Minister of Environment
- In office March 31, 1981 – April 2, 1985
- Premier: Brian Peckford
- Preceded by: Ron Dawe
- Succeeded by: John Butt

Minister of Culture, Recreation, and Youth
- In office March 31, 1981 – May 7, 1982
- Premier: Brian Peckford
- Preceded by: Ron Dawe
- Succeeded by: Len Simms

Member of the Newfoundland House of Assembly for Burgeo-Bay d'Espoir
- In office November 29, 1979 – April 2, 1985
- Preceded by: Roger Simmons
- Succeeded by: Dave Gilbert

Personal details
- Born: Harold Dominey Andrews August 8, 1942 Twillingate, Newfoundland
- Died: March 11, 1995 (aged 52) St. John's, Newfoundland, Canada
- Party: Progressive Conservative
- Spouse: Marbeth Magnusson
- Education: Memorial University of Newfoundland
- Profession: Television commentator

= Harold Andrews (politician) =

Canadian broadcaster and politician (1942–1995)

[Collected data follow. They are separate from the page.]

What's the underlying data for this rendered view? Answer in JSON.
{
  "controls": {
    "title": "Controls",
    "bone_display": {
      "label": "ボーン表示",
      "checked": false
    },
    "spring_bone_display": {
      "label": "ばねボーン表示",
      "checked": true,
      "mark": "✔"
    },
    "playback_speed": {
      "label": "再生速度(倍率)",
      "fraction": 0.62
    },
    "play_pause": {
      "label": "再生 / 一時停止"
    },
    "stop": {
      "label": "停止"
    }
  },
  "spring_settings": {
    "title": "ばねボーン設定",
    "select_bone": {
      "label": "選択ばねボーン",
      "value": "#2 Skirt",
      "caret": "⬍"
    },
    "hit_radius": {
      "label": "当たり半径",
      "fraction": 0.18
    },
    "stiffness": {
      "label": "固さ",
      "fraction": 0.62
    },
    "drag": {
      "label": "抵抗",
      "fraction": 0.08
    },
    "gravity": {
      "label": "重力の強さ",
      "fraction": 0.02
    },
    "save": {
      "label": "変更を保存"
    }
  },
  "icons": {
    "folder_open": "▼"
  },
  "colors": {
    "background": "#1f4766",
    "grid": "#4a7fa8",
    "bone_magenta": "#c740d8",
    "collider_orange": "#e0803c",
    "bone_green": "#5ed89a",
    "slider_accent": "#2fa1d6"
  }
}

Harold Dominey "Hal" Andrews (August 8, 1942 - March 11, 1995) is a former Canadian broadcaster and politician in Newfoundland. He represented Burgeo-Bay d'Espoir in the Newfoundland House of Assembly from 1979 to 1985.

== Background ==

Andrews was born in Twillingate and was educated at Bishop Feild College and Memorial University. Andrews worked for the Newfoundland Department of Agriculture, Forestry, Provincial Affairs and Fisheries. In 1966, he joined the CBNT-DT as a commentator-producer, and he was the host of Land and Sea during the 1970s.

== Politics ==

Andrews left broadcasting in 1979 to contest a Newfoundland House of Assembly by-election as the Progressive Conservative candidate for the district of Burgeo-Bay d'Espoir. He won the election and served in the provincial cabinet of Brian Peckford as Minister of Environment and Minister of Culture, Recreation and Youth. He was defeated by David Gilbert when he ran for reelection in 1985.